Viewpoint: Clinicians should use empathetic language when describing patients in the EHR

As more patients gain access to their medical records and healthcare providers' notes, clinicians should practice using more "human-centered" and empathetic language when documenting patient encounters in the EHR, according to Jonathan Cartsonis, MD, and Michael Zirulnik, PhD.

In an op-ed for Vice, Dr. Cartsonis, a rural health professor at University of Arizona's College of Medicine in Phoenix, and Dr. Zirulnik, a communication scholar and consultant at The Varsity Project, described the risks that come with transparency of patients' medical records. Patients' increased access to clinical notes is attributed largely in part to OpenNotes, an international movement that encourages healthcare providers to share clinical notes with patients online through secure patient portals, according to Drs. Cartonis and Zirulnik.

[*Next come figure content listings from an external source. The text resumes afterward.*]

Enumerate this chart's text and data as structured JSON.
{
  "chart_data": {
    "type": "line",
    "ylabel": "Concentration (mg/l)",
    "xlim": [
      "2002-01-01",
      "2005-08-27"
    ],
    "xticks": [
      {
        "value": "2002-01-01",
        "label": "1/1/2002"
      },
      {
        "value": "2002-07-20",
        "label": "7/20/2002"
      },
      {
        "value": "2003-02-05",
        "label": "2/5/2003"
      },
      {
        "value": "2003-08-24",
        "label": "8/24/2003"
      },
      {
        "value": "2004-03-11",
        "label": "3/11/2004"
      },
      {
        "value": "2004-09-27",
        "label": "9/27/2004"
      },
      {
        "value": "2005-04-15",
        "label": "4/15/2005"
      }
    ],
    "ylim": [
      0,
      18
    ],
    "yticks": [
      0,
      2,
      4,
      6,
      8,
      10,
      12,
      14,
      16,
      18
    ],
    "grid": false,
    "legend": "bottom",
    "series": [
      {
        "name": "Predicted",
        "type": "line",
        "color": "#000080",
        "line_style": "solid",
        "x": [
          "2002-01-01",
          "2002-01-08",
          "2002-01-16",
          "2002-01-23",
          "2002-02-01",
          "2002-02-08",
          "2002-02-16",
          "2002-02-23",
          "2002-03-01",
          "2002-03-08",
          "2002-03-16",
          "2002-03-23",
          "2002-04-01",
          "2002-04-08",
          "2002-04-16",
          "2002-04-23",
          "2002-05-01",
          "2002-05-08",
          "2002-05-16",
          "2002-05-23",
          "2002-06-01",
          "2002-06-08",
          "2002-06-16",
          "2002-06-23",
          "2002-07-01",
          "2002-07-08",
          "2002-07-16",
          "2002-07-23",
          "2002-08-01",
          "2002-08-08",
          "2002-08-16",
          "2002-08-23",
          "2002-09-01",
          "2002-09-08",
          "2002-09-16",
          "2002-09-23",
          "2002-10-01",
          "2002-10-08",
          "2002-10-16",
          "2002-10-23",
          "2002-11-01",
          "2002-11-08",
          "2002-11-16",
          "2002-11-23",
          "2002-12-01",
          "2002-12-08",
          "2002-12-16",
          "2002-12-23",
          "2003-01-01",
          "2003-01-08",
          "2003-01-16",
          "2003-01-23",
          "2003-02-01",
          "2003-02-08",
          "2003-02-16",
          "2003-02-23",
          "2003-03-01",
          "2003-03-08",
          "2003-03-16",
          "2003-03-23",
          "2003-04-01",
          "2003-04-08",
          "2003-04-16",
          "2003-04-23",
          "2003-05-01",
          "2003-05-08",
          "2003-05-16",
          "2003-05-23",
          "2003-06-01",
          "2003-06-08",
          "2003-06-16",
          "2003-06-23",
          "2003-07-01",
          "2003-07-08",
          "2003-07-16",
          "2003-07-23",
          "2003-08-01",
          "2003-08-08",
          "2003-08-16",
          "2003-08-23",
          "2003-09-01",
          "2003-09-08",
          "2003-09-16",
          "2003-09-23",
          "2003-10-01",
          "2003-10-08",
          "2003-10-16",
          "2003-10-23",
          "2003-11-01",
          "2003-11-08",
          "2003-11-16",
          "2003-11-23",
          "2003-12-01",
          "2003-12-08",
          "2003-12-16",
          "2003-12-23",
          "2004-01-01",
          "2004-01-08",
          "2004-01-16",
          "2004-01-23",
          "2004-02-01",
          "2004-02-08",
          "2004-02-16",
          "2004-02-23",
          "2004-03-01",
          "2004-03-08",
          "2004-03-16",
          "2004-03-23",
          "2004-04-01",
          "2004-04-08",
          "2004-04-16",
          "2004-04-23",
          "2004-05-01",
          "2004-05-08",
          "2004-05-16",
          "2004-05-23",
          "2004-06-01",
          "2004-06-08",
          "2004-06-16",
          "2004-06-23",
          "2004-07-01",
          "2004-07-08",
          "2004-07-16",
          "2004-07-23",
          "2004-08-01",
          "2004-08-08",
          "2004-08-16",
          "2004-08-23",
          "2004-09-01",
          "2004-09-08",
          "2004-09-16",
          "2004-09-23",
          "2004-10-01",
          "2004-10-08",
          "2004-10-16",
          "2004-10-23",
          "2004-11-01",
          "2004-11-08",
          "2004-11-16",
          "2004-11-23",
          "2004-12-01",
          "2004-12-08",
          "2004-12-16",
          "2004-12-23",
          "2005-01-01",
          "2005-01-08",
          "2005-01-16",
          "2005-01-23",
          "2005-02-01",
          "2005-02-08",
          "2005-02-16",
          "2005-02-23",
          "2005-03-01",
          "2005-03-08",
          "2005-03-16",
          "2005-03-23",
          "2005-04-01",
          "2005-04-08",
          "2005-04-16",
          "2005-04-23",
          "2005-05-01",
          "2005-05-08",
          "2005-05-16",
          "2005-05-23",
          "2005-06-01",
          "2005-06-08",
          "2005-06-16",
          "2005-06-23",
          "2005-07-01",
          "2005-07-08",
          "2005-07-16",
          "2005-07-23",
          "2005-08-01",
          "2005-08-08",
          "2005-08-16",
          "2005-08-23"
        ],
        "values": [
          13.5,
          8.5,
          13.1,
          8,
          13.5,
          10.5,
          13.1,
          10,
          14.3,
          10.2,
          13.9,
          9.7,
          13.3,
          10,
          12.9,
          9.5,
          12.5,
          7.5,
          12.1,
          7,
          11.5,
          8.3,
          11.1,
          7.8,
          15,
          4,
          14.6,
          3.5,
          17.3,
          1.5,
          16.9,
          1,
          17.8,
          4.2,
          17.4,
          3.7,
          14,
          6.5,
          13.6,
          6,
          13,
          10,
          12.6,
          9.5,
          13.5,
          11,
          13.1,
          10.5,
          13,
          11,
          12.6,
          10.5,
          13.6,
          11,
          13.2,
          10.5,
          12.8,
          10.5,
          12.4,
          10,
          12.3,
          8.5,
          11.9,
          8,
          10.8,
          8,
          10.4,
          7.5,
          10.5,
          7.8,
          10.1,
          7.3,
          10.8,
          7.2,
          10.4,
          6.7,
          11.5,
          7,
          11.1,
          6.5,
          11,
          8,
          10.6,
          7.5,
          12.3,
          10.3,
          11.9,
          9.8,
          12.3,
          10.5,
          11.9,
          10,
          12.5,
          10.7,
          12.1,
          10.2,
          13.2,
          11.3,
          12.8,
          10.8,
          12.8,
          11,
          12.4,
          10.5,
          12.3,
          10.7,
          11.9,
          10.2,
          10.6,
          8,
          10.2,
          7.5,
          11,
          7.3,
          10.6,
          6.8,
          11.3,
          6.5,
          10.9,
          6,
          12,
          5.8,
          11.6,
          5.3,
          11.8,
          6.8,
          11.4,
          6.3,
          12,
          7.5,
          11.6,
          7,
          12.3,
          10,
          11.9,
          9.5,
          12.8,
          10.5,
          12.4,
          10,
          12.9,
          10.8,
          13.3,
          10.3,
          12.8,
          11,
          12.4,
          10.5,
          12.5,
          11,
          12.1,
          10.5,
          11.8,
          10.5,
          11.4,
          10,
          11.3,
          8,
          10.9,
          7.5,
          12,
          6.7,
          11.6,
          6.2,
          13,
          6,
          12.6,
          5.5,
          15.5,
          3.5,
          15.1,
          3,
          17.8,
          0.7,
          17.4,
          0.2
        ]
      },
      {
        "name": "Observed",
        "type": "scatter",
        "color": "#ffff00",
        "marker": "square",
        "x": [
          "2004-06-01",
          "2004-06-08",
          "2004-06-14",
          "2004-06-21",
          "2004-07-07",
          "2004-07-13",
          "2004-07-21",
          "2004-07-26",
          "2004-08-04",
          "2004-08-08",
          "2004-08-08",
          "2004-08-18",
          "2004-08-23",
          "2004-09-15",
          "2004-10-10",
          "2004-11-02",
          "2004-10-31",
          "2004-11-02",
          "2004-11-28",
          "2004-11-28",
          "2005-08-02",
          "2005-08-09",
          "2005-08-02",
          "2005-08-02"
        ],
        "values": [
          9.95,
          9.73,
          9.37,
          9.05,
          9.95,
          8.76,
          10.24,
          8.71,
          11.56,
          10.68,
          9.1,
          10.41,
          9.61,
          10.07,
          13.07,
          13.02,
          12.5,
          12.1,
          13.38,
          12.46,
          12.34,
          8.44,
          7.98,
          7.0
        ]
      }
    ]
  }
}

"Medical practitioners often use professional language that is pejorative, paternalistic, accusatory, and aggressive — revealing a power dynamic between [physician] and patient that can disrupt therapeutic relationships and affect how patients are cared for," Drs. Cartsonis and Zirulnik wrote.

The co-authors offered various instances of medical language laced with "troubling" terms. One example of a medical note may read, "'The patient denied skipping doses of the prescribed antibiotic though non-compliance is suspected…'." Drs. Cartsonis and Zirulnik argued that while the words "denied" and "noncompliance" are terms used in the medical profession, they can be interpreted as describing patients "and their accounts, as unreliable and untrustworthy."

To avoid any unintentional accusatory implications from terms used in clinical notes, clinicians should use empathetic and human-centered language. Drs. Cartsonis and Zirulnik provided the following alternative example to the previous clinical note: "Patient states they took all of their doses. I suspect that doses of medication have been missed, as clinical findings do not correlate with outcomes."

The use of humane language may translate to improved health outcomes, such as the provider discovering patient factors such as the individual may have dementia or be experiencing personal or financial stressors that have affected the individual's ability to purchase or consume the recommended medication.

To improve patient happiness and medical care, the healthcare providers will "have to reconsider what language we teach in medical schools, and what colloquialisms we'll support in the practice of medicine," Drs. Cartsonis and Zirulnik concluded.